Kirkuk residents critical of garbage pick-up campaign

Campaign for collection of piled residential waste in Kirkuk funded by donations in February 2021. Photo by Soran Mohammed.

Soran Mohammed, Kirkuk

Kirkuk residents for the piles of garbage and waste all over the city blame local authorities whom in turn call for adequate budget from Baghdad.

Kirkuk municipality launched a campaign for one month from January 20 to February 20, 2021 to raise funds from donations and charities from local offices of political parties, contractors and donors to remove 30,000 tons of waste in one month.

“How it comes that our city is floating over a sea of oil and has such a fertile soil but now it is dumped into garbage?” Mohammed Latif a resident of Kirkuk is doubtfully asking. “My question is why we have to resort to donors and contractors, what about the revenues of this province?"

“How it comes that our city is floating over a sea of oil and has such a fertile soil but now it is dumped into garbage?”

The oil rich city of Kirkuk, Iraq's second largest oil reserves, is ethnically a mixed province of Kurds, Sunni and Shiite Arabs, and Turkmen. It has long been at the center of disputes between Baghdad and the autonomous Kurdistan Regional Government KRG.

Kirkuk municipality says it plans to remove one thousand tons of waste per day, total 30,000 tons along the one-month campaign.

Faraidoun Adel, director of Kirkuk municipality in charge of waste management, blames Baghdad for deduction of budget. Up to 2018, Kirkuk was receiving 1.2 billion Iraqi Dinars IQ per month to keep Kirkuk tidy while the current budget has been cut to 0.2 billion/month.

“That’s is why we are in such a situation,” Adel said.

Kirkuk, 238 kilometers north of Baghdad, is located in a disputed area of Iraq that runs from Shingal on the Syrian border southeast to Khanaqin and Mandali on the Iranian border.  Kurds wanted Kirkuk to become part of the Kurdistan region, which has been opposed by the regions with Arab and Turkmen populations.

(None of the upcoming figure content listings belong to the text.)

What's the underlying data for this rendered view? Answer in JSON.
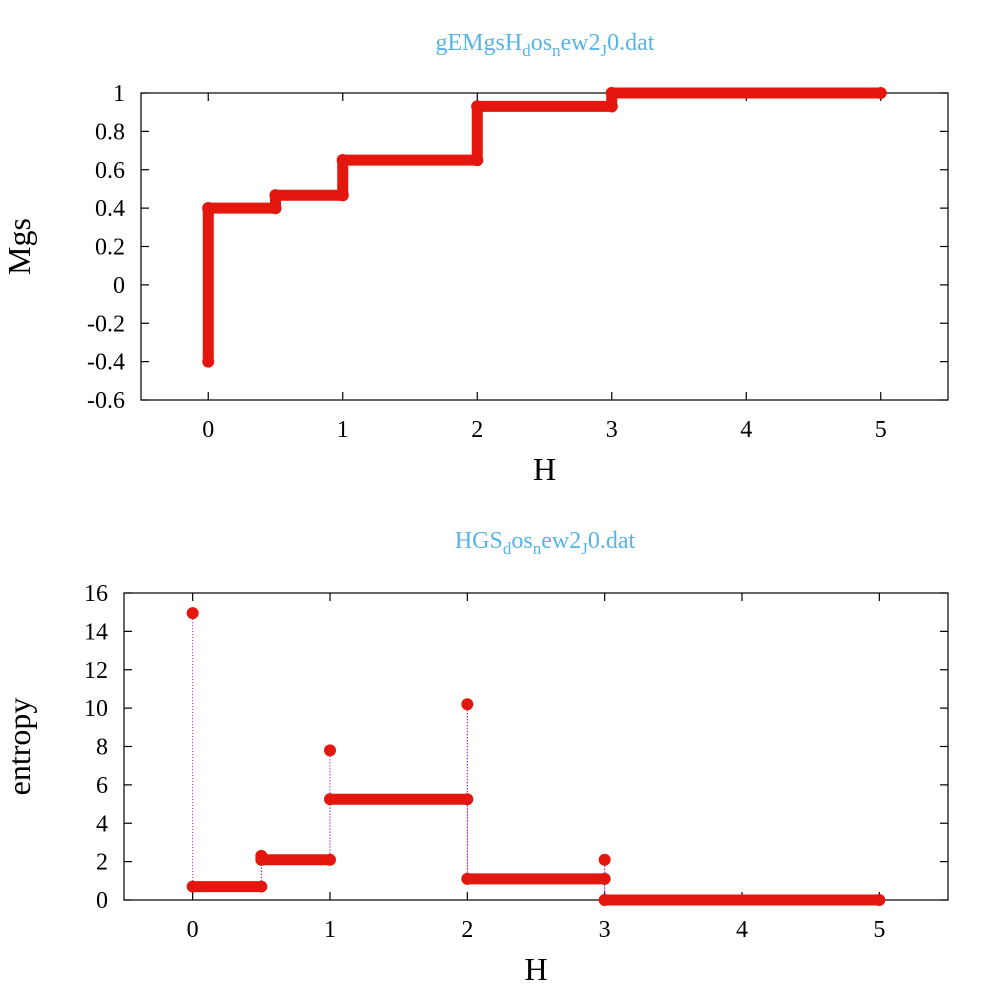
{
  "chart_data": [
    {
      "type": "scatter",
      "title": "gEMgsH",
      "title_parts": [
        {
          "text": "gEMgsH",
          "sub": false
        },
        {
          "text": "d",
          "sub": true
        },
        {
          "text": "os",
          "sub": false
        },
        {
          "text": "n",
          "sub": true
        },
        {
          "text": "ew2",
          "sub": false
        },
        {
          "text": "J",
          "sub": true
        },
        {
          "text": "0.dat",
          "sub": false
        }
      ],
      "xlabel": "H",
      "ylabel": "Mgs",
      "xlim": [
        -0.5,
        5.5
      ],
      "ylim": [
        -0.6,
        1.0
      ],
      "xticks": [
        0,
        1,
        2,
        3,
        4,
        5
      ],
      "xtick_labels": [
        "0",
        "1",
        "2",
        "3",
        "4",
        "5"
      ],
      "yticks": [
        -0.6,
        -0.4,
        -0.2,
        0,
        0.2,
        0.4,
        0.6,
        0.8,
        1
      ],
      "ytick_labels": [
        "-0.6",
        "-0.4",
        "-0.2",
        "0",
        "0.2",
        "0.4",
        "0.6",
        "0.8",
        "1"
      ],
      "grid": false,
      "legend": "none",
      "series": [
        {
          "color": "#e3170d",
          "connector_color": "#9400d3",
          "segments": [
            {
              "x": [
                0,
                0
              ],
              "y": [
                -0.4,
                0.4
              ]
            },
            {
              "x": [
                0,
                0.5
              ],
              "y": [
                0.4,
                0.4
              ]
            },
            {
              "x": [
                0.5,
                0.5
              ],
              "y": [
                0.4,
                0.467
              ]
            },
            {
              "x": [
                0.5,
                1
              ],
              "y": [
                0.467,
                0.467
              ]
            },
            {
              "x": [
                1,
                1
              ],
              "y": [
                0.467,
                0.65
              ]
            },
            {
              "x": [
                1,
                2
              ],
              "y": [
                0.65,
                0.65
              ]
            },
            {
              "x": [
                2,
                2
              ],
              "y": [
                0.65,
                0.93
              ]
            },
            {
              "x": [
                2,
                3
              ],
              "y": [
                0.93,
                0.93
              ]
            },
            {
              "x": [
                3,
                3
              ],
              "y": [
                0.93,
                1.0
              ]
            },
            {
              "x": [
                3,
                5
              ],
              "y": [
                1.0,
                1.0
              ]
            }
          ]
        }
      ]
    },
    {
      "type": "scatter",
      "title": "HGS",
      "title_parts": [
        {
          "text": "HGS",
          "sub": false
        },
        {
          "text": "d",
          "sub": true
        },
        {
          "text": "os",
          "sub": false
        },
        {
          "text": "n",
          "sub": true
        },
        {
          "text": "ew2",
          "sub": false
        },
        {
          "text": "J",
          "sub": true
        },
        {
          "text": "0.dat",
          "sub": false
        }
      ],
      "xlabel": "H",
      "ylabel": "entropy",
      "xlim": [
        -0.5,
        5.5
      ],
      "ylim": [
        0,
        16
      ],
      "xticks": [
        0,
        1,
        2,
        3,
        4,
        5
      ],
      "xtick_labels": [
        "0",
        "1",
        "2",
        "3",
        "4",
        "5"
      ],
      "yticks": [
        0,
        2,
        4,
        6,
        8,
        10,
        12,
        14,
        16
      ],
      "ytick_labels": [
        "0",
        "2",
        "4",
        "6",
        "8",
        "10",
        "12",
        "14",
        "16"
      ],
      "grid": false,
      "legend": "none",
      "series": [
        {
          "color": "#e3170d",
          "connector_color": "#9400d3",
          "segments": [
            {
              "x": [
                0,
                0.5
              ],
              "y": [
                0.7,
                0.7
              ]
            },
            {
              "x": [
                0.5,
                1
              ],
              "y": [
                2.1,
                2.1
              ]
            },
            {
              "x": [
                1,
                2
              ],
              "y": [
                5.25,
                5.25
              ]
            },
            {
              "x": [
                2,
                3
              ],
              "y": [
                1.1,
                1.1
              ]
            },
            {
              "x": [
                3,
                5
              ],
              "y": [
                0.0,
                0.0
              ]
            }
          ],
          "points": [
            {
              "x": 0,
              "y": 14.95
            },
            {
              "x": 0.5,
              "y": 2.3
            },
            {
              "x": 1,
              "y": 7.8
            },
            {
              "x": 2,
              "y": 10.2
            },
            {
              "x": 3,
              "y": 2.1
            }
          ]
        }
      ]
    }
  ]
}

Article 140 of the Iraqi constitution in 2005 outlined a road map for disputed territories calling for normalization, census and referendum to determine its administration all in two years but only part of the first stage has been implemented up to the present.

Acting governor of Kirkuk Rakan Sa’aid, said a press conference about municipality fund raise campaign they were obliged to announce this campaign in cooperation with other government offices. He pledged to put an end to Kirkuk tidiness issue in a new project yet no details were declared.

Garbage piled one the streets of Kirkuk in 2019. Photo by Soran Mohammed

In the last two years, demonstrations by local residents called upon provincial authorities to regularly collect garbage and keep the city tidy.

Rawisht Qasim, a resident of Kirkuk says garbage and waste cover are all over down town and the outskirts in the last years. “It smells too bad and we are fed up while this city should have been one of the top cities of Iraq.”

Qasim criticized local administrative for the current untidy situation of Kirkuk.

In addition to ordinary budget for provinces, Kirkuk receives allocation of Petrodollar, a special allocation for oil producing provinces but it has been stopped in 2019 and 2020. Currently drafted 2021 budget of Iraq provides one trillion Iraqi Dinar for oil producing cities.